The Seventh Principle...in no particular order

Don't look at the final position to explain a technique.

I think this happens a lot when it comes to interpreting kata--that is, people tend to look at the final position of a technique to explain its application. It's almost as if they are looking at still photographs in a book. Where does the fault lie? I'm actually not sure one can assign blame in this case. Karate is a movement art. In order to learn it, we follow the instructor, moving from technique to technique, stopping at the end of each until we begin the next. But we need to keep in mind that what is really important is often what happens between techniques--how we get from one position to the next.

Seipai kata
This technique from Seipai is not a block of a kick, even though the final position shows the left hand in a gedan or down position.
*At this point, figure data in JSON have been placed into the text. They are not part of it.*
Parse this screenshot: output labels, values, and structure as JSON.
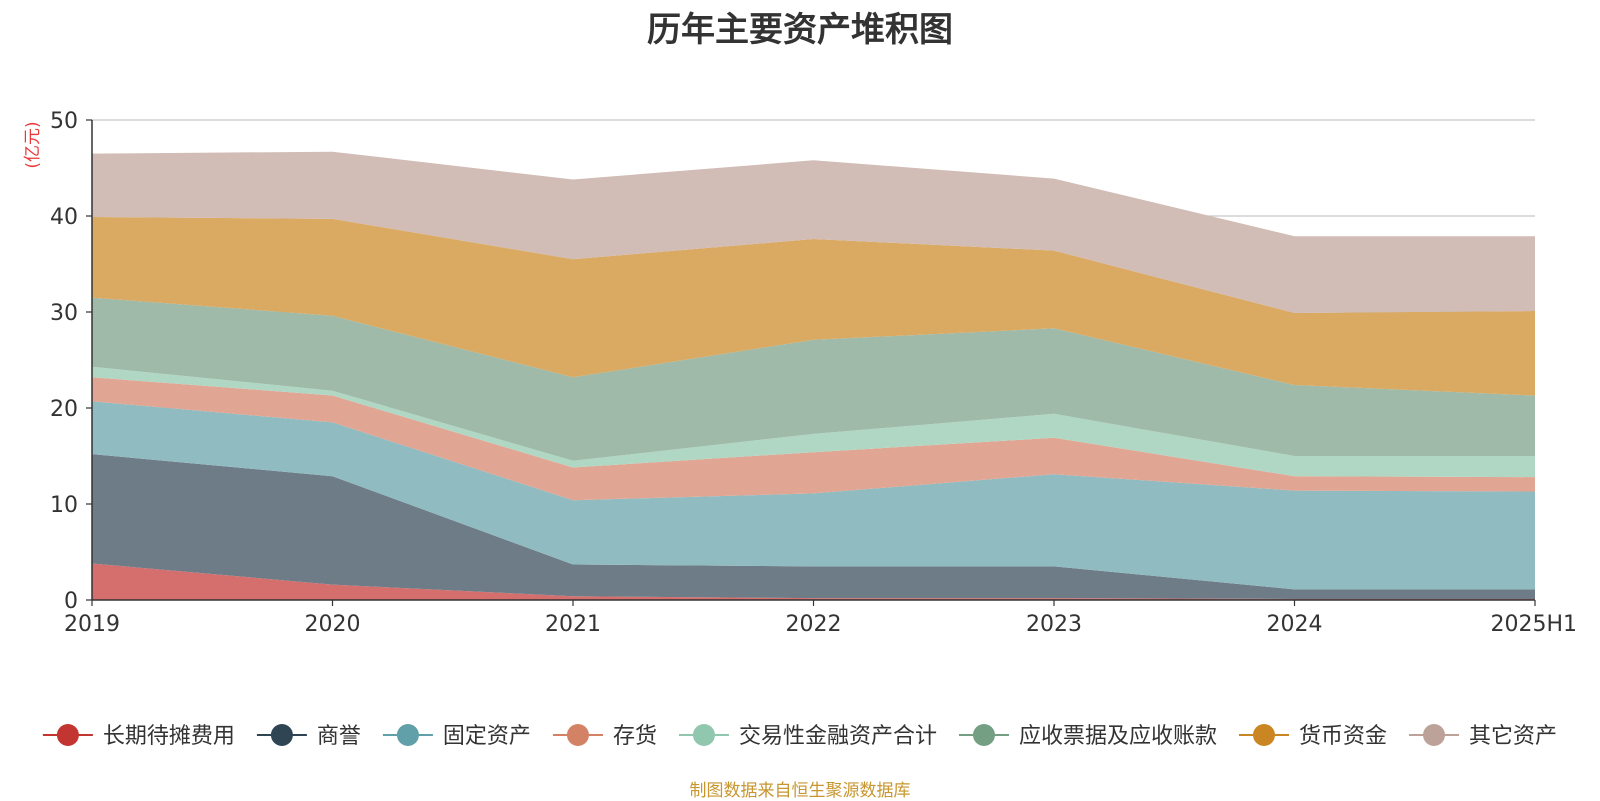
{
  "chart_data": {
    "type": "area",
    "stacked": true,
    "title": "历年主要资产堆积图",
    "ylabel": "(亿元)",
    "ylabel_color": "#e83a3a",
    "xlabel": "",
    "ylim": [
      0,
      50
    ],
    "yticks": [
      0,
      10,
      20,
      30,
      40,
      50
    ],
    "grid": true,
    "legend_position": "bottom",
    "categories": [
      "2019",
      "2020",
      "2021",
      "2022",
      "2023",
      "2024",
      "2025H1"
    ],
    "series": [
      {
        "name": "长期待摊费用",
        "color": "#c23531",
        "fill": "#d46f6e",
        "values": [
          3.8,
          1.6,
          0.4,
          0.2,
          0.2,
          0.1,
          0.1
        ]
      },
      {
        "name": "商誉",
        "color": "#2f4554",
        "fill": "#6e7c87",
        "values": [
          11.4,
          11.3,
          3.3,
          3.3,
          3.3,
          1.0,
          1.0
        ]
      },
      {
        "name": "固定资产",
        "color": "#61a0a8",
        "fill": "#90bbc1",
        "values": [
          5.5,
          5.6,
          6.7,
          7.6,
          9.6,
          10.3,
          10.2
        ]
      },
      {
        "name": "存货",
        "color": "#d48265",
        "fill": "#e1a693",
        "values": [
          2.5,
          2.8,
          3.4,
          4.3,
          3.8,
          1.5,
          1.5
        ]
      },
      {
        "name": "交易性金融资产合计",
        "color": "#91c7ae",
        "fill": "#b0d7c4",
        "values": [
          1.1,
          0.5,
          0.7,
          1.9,
          2.5,
          2.1,
          2.2
        ]
      },
      {
        "name": "应收票据及应收账款",
        "color": "#749f83",
        "fill": "#9fbaa8",
        "values": [
          7.2,
          7.8,
          8.7,
          9.8,
          8.9,
          7.4,
          6.3
        ]
      },
      {
        "name": "货币资金",
        "color": "#ca8622",
        "fill": "#daa962",
        "values": [
          8.4,
          10.1,
          12.3,
          10.5,
          8.1,
          7.5,
          8.8
        ]
      },
      {
        "name": "其它资产",
        "color": "#bda29a",
        "fill": "#d1bcb6",
        "values": [
          6.6,
          7.0,
          8.3,
          8.2,
          7.5,
          8.0,
          7.8
        ]
      }
    ]
  },
  "source_text": "制图数据来自恒生聚源数据库",
  "source_color": "#c8962e"
}
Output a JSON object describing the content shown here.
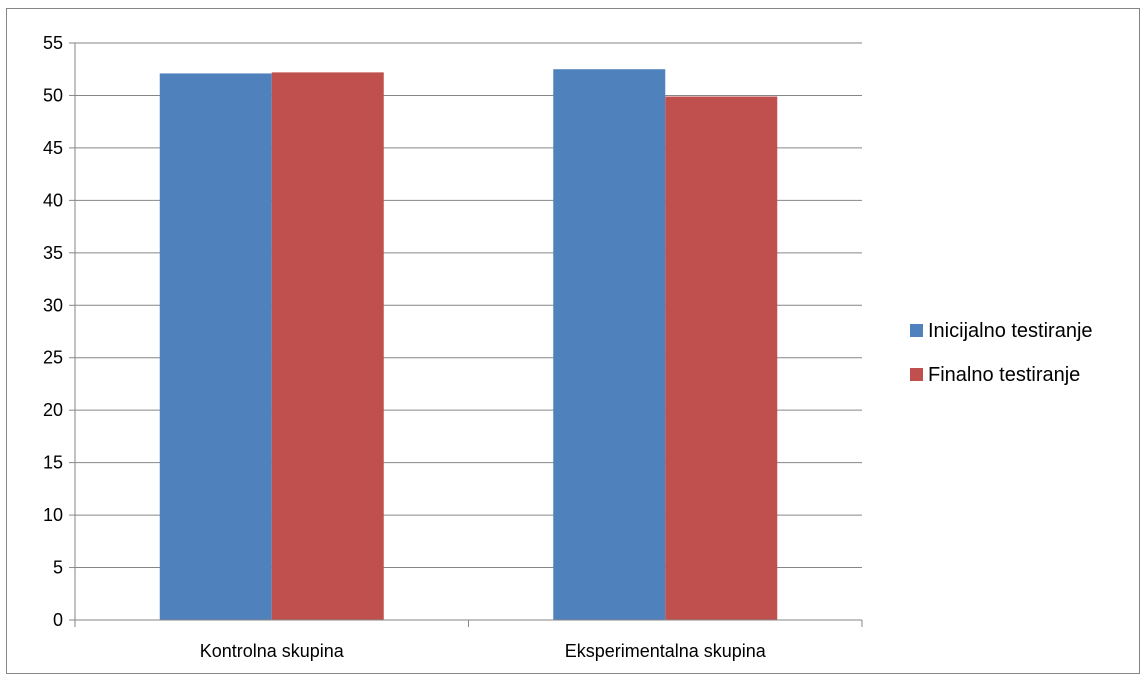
{
  "chart_data": {
    "type": "bar",
    "categories": [
      "Kontrolna skupina",
      "Eksperimentalna skupina"
    ],
    "series": [
      {
        "name": "Inicijalno testiranje",
        "values": [
          52.1,
          52.5
        ],
        "color": "#4f81bd"
      },
      {
        "name": "Finalno testiranje",
        "values": [
          52.2,
          49.9
        ],
        "color": "#c0504d"
      }
    ],
    "ylim": [
      0,
      55
    ],
    "yticks": [
      0,
      5,
      10,
      15,
      20,
      25,
      30,
      35,
      40,
      45,
      50,
      55
    ],
    "grid": true,
    "legend_position": "right"
  }
}
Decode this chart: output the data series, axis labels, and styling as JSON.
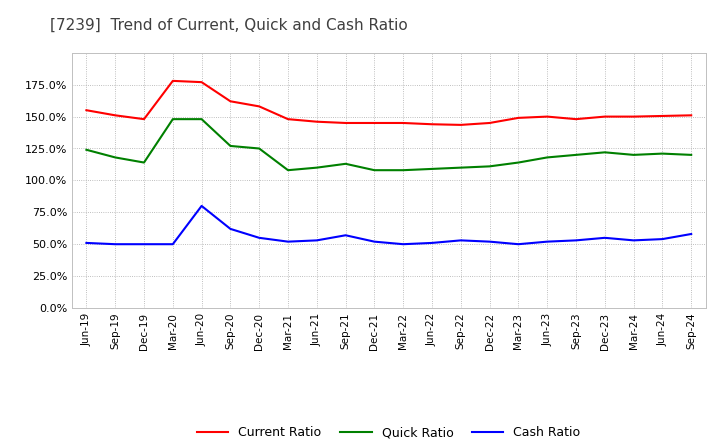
{
  "title": "[7239]  Trend of Current, Quick and Cash Ratio",
  "title_fontsize": 11,
  "x_labels": [
    "Jun-19",
    "Sep-19",
    "Dec-19",
    "Mar-20",
    "Jun-20",
    "Sep-20",
    "Dec-20",
    "Mar-21",
    "Jun-21",
    "Sep-21",
    "Dec-21",
    "Mar-22",
    "Jun-22",
    "Sep-22",
    "Dec-22",
    "Mar-23",
    "Jun-23",
    "Sep-23",
    "Dec-23",
    "Mar-24",
    "Jun-24",
    "Sep-24"
  ],
  "current_ratio": [
    155.0,
    151.0,
    148.0,
    178.0,
    177.0,
    162.0,
    158.0,
    148.0,
    146.0,
    145.0,
    145.0,
    145.0,
    144.0,
    143.5,
    145.0,
    149.0,
    150.0,
    148.0,
    150.0,
    150.0,
    150.5,
    151.0
  ],
  "quick_ratio": [
    124.0,
    118.0,
    114.0,
    148.0,
    148.0,
    127.0,
    125.0,
    108.0,
    110.0,
    113.0,
    108.0,
    108.0,
    109.0,
    110.0,
    111.0,
    114.0,
    118.0,
    120.0,
    122.0,
    120.0,
    121.0,
    120.0
  ],
  "cash_ratio": [
    51.0,
    50.0,
    50.0,
    50.0,
    80.0,
    62.0,
    55.0,
    52.0,
    53.0,
    57.0,
    52.0,
    50.0,
    51.0,
    53.0,
    52.0,
    50.0,
    52.0,
    53.0,
    55.0,
    53.0,
    54.0,
    58.0
  ],
  "current_color": "#ff0000",
  "quick_color": "#008000",
  "cash_color": "#0000ff",
  "background_color": "#ffffff",
  "plot_bg_color": "#ffffff",
  "grid_color": "#aaaaaa",
  "ylim": [
    0,
    200
  ],
  "yticks": [
    0.0,
    25.0,
    50.0,
    75.0,
    100.0,
    125.0,
    150.0,
    175.0
  ],
  "legend_labels": [
    "Current Ratio",
    "Quick Ratio",
    "Cash Ratio"
  ]
}
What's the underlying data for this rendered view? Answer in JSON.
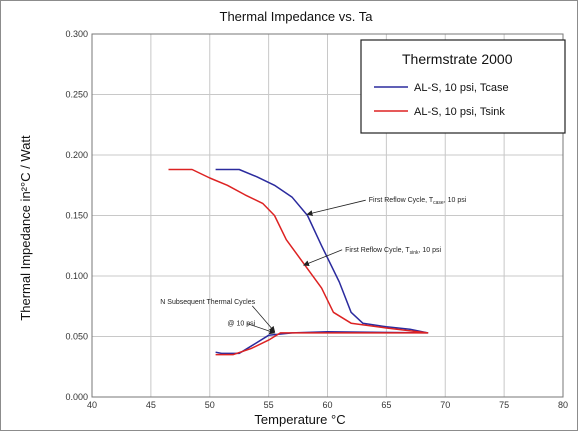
{
  "chart_data": {
    "type": "line",
    "title": "Thermal Impedance vs. Ta",
    "xlabel": "Temperature °C",
    "ylabel": "Thermal Impedance   in²°C / Watt",
    "xlim": [
      40,
      80
    ],
    "ylim": [
      0.0,
      0.3
    ],
    "x_ticks": [
      "40",
      "45",
      "50",
      "55",
      "60",
      "65",
      "70",
      "75",
      "80"
    ],
    "y_ticks": [
      "0.000",
      "0.050",
      "0.100",
      "0.150",
      "0.200",
      "0.250",
      "0.300"
    ],
    "grid": true,
    "legend": {
      "title": "Thermstrate 2000",
      "placement": "top-right"
    },
    "series": [
      {
        "name": "AL-S, 10 psi, Tcase",
        "color": "#2b2b9e",
        "points": [
          [
            50.5,
            0.188
          ],
          [
            52.5,
            0.188
          ],
          [
            54,
            0.182
          ],
          [
            55.5,
            0.175
          ],
          [
            57,
            0.165
          ],
          [
            58.3,
            0.15
          ],
          [
            59.5,
            0.125
          ],
          [
            61,
            0.095
          ],
          [
            62,
            0.07
          ],
          [
            63,
            0.061
          ],
          [
            65,
            0.058
          ],
          [
            67,
            0.056
          ],
          [
            68.5,
            0.053
          ],
          [
            60,
            0.054
          ],
          [
            57,
            0.053
          ],
          [
            55,
            0.051
          ],
          [
            53.5,
            0.042
          ],
          [
            52.5,
            0.036
          ],
          [
            51,
            0.036
          ],
          [
            50.5,
            0.037
          ]
        ]
      },
      {
        "name": "AL-S, 10 psi, Tsink",
        "color": "#dd2222",
        "points": [
          [
            46.5,
            0.188
          ],
          [
            48.5,
            0.188
          ],
          [
            50,
            0.181
          ],
          [
            51.5,
            0.175
          ],
          [
            53,
            0.167
          ],
          [
            54.5,
            0.16
          ],
          [
            55.5,
            0.15
          ],
          [
            56.5,
            0.13
          ],
          [
            58,
            0.11
          ],
          [
            59.5,
            0.09
          ],
          [
            60.5,
            0.07
          ],
          [
            62,
            0.061
          ],
          [
            65,
            0.057
          ],
          [
            68.5,
            0.053
          ],
          [
            62,
            0.053
          ],
          [
            58,
            0.053
          ],
          [
            56,
            0.053
          ],
          [
            55,
            0.047
          ],
          [
            53.5,
            0.04
          ],
          [
            52,
            0.035
          ],
          [
            50.5,
            0.035
          ]
        ]
      }
    ],
    "annotations": [
      {
        "text": "First Reflow Cycle, T",
        "sub": "case",
        "tail": ", 10 psi",
        "text_at": [
          63.5,
          0.161
        ],
        "arrow_to": [
          58.3,
          0.151
        ]
      },
      {
        "text": "First Reflow Cycle, T",
        "sub": "sink",
        "tail": ", 10 psi",
        "text_at": [
          61.5,
          0.12
        ],
        "arrow_to": [
          58,
          0.109
        ]
      },
      {
        "text": "N Subsequent Thermal Cycles",
        "sub": "",
        "tail": "",
        "text_at": [
          45.8,
          0.077
        ],
        "arrow_to": [
          55.5,
          0.054
        ]
      },
      {
        "text": "@ 10 psi",
        "sub": "",
        "tail": "",
        "text_at": [
          51.5,
          0.059
        ],
        "arrow_to": [
          55.5,
          0.053
        ]
      }
    ]
  }
}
From the previous position--with the left hand "chambered" on the left side at the ribs--the left arm moves in a clock-wise circular motion, crossing the centerline, ending in the final position that we see in the photograph. Most traditional interpretations show this as a block of an attacker's left front kick--as if someone is going to initiate an attack with a front kick to the midsection. The right hand is often sa id to be a block of the same attacker's left punch. So the attacker, supposedly, has attacked, rather awkwardly one can imagine, with a left kick and left punch. If we remember to look at the entire movement or how one gets to this position, however, we see a circular block of the opponent's right punch and a right open hand attack. The block is a kind of "changing gate" block that first blocks on the outside of the opponent's attack and then, because of the circular nature of the block, opens the opponent for the counter.

Sanseiru kata
Neither is this technique from Sanseiru a block of a kick as many have suggested, even though this "final position" might suggest that the left forearm is blocking a low front kick. If you try to block a front kick this way, however, chances are the opponent is going to punch you in the head--that is, unless they are quite compliant and agreeable. But if the technique actually begins before you think it begins--which is usually the case--then you will find an effective arm bar.

Which all goes to suggest that nothing is really hidden...but things are not always what they seem.